Addio Remo “7 Bello”, il re della gazzosa

CHIETI. Chiamò la sua gazzosa “7 Bello” perché è la carta vincente anche nelle partite più difficili. Come quella da imprenditore che, negli anni Sessanta e del boom economico, fondò la prima...
CHIETI. Chiamò la sua gazzosa “7 Bello” perché è la carta vincente anche nelle partite più difficili. Come quella da imprenditore che, negli anni Sessanta e del boom economico, fondò la prima fabbrica d’acqua dolce, con bollicine e retrogusto di limone vero che arrivò a far paura a un marchio come la Seven Up. Ma Remo De Virgiliis, personaggio entrato nella storia di Chieti, da vero sognatore era come la gente di Lilliput: non aveva paura dei colossi. Divenne il re della gazzosa con una piccola grande azienda a conduzione familiare che, all’inizio della sua avventura, si trovava in via Mater Domini. Amava il gioco e il lavoro. E lo riempiva di gioia vedere, per anni, tutta quella gente che si sfidava a scopa, sorseggiando vino rosso e gazzosa “7 Bello”, anche nel più piccolo e sperduto bar dell’Abruzzo.

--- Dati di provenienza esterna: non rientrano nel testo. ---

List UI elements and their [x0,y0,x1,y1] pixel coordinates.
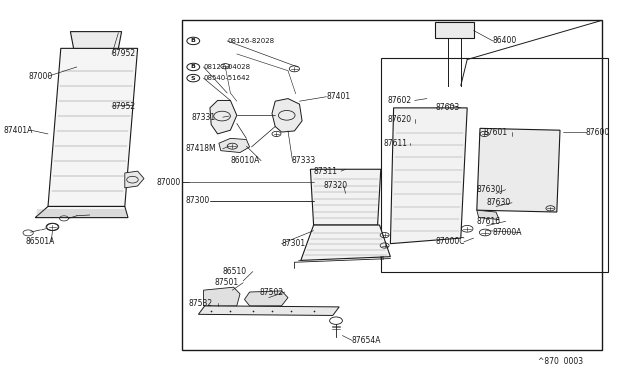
Text: 87630: 87630 [486,198,511,207]
Bar [381,58,608,272]
Polygon shape [204,287,240,306]
Text: 87333: 87333 [291,156,316,165]
Polygon shape [219,138,250,153]
Text: 87331: 87331 [192,113,216,122]
Text: 87602: 87602 [387,96,412,105]
Text: 87654A: 87654A [352,336,381,345]
Bar [182,20,602,350]
Text: 86010A: 86010A [230,156,260,165]
Text: 86510: 86510 [223,267,247,276]
Text: 87418M: 87418M [186,144,216,153]
Polygon shape [198,306,339,315]
Polygon shape [48,48,138,206]
Text: B: B [380,256,383,261]
Polygon shape [70,32,122,48]
Polygon shape [310,169,381,225]
Text: 87000A: 87000A [493,228,522,237]
Text: 87501: 87501 [214,278,239,287]
Polygon shape [125,171,144,188]
Polygon shape [210,100,237,134]
Text: 87532: 87532 [189,299,213,308]
Text: B: B [191,64,196,70]
Polygon shape [244,291,288,306]
Text: 86400: 86400 [493,36,517,45]
Text: ^870  0003: ^870 0003 [538,357,583,366]
Polygon shape [35,206,128,218]
Text: 87952: 87952 [112,102,136,110]
Text: 87630J: 87630J [477,185,503,194]
Text: 87000C: 87000C [435,237,465,246]
Text: 87620: 87620 [387,115,412,124]
Polygon shape [301,225,390,260]
Polygon shape [435,22,474,38]
Text: 87611: 87611 [384,139,408,148]
Text: 87000: 87000 [29,72,53,81]
Text: 87401A: 87401A [3,126,33,135]
Text: 08127-04028: 08127-04028 [204,64,251,70]
Text: B: B [191,38,196,44]
Text: 87000: 87000 [157,178,181,187]
Polygon shape [272,99,302,132]
Polygon shape [390,108,467,244]
Text: 87320: 87320 [323,182,348,190]
Text: 87600: 87600 [586,128,610,137]
Polygon shape [477,128,560,212]
Text: 87311: 87311 [314,167,338,176]
Text: 87601: 87601 [483,128,508,137]
Text: 87301: 87301 [282,239,306,248]
Text: 87603: 87603 [435,103,460,112]
Text: 87300: 87300 [186,196,210,205]
Text: 87616: 87616 [477,217,501,226]
Text: 87502: 87502 [259,288,284,296]
Text: S: S [191,76,196,81]
Text: 87401: 87401 [326,92,351,101]
Text: 86501A: 86501A [26,237,55,246]
Polygon shape [477,210,499,219]
Text: 87952: 87952 [112,49,136,58]
Text: 08540-51642: 08540-51642 [204,75,250,81]
Text: 08126-82028: 08126-82028 [227,38,275,44]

Remo “7 Bello” se n’è andato per sempre ieri, a 84 anni, nella clinica Villa Pini. La notizia ha subito fatto il giro della città, attraversando di bocca in bocca tutti i suoi ambienti, da quelli sportivi del basket a quelli popolari e borghesi. Perché il suo era un volto noto, visto per tanti anni anche dietro al bancone del bar del vecchio ospedale Santissima Annunziata.
Lascia la moglie Angela Luberti, il figlio Carlo con la moglie Patrizia Ciammaichella, la figlia Patrizia con il marito Dino Viani. I funerali si terranno oggi alle 10 a Mater Domini. A due passi da quella fabbrica dove inventò le migliori bollicine d’Abruzzo.(l.c.)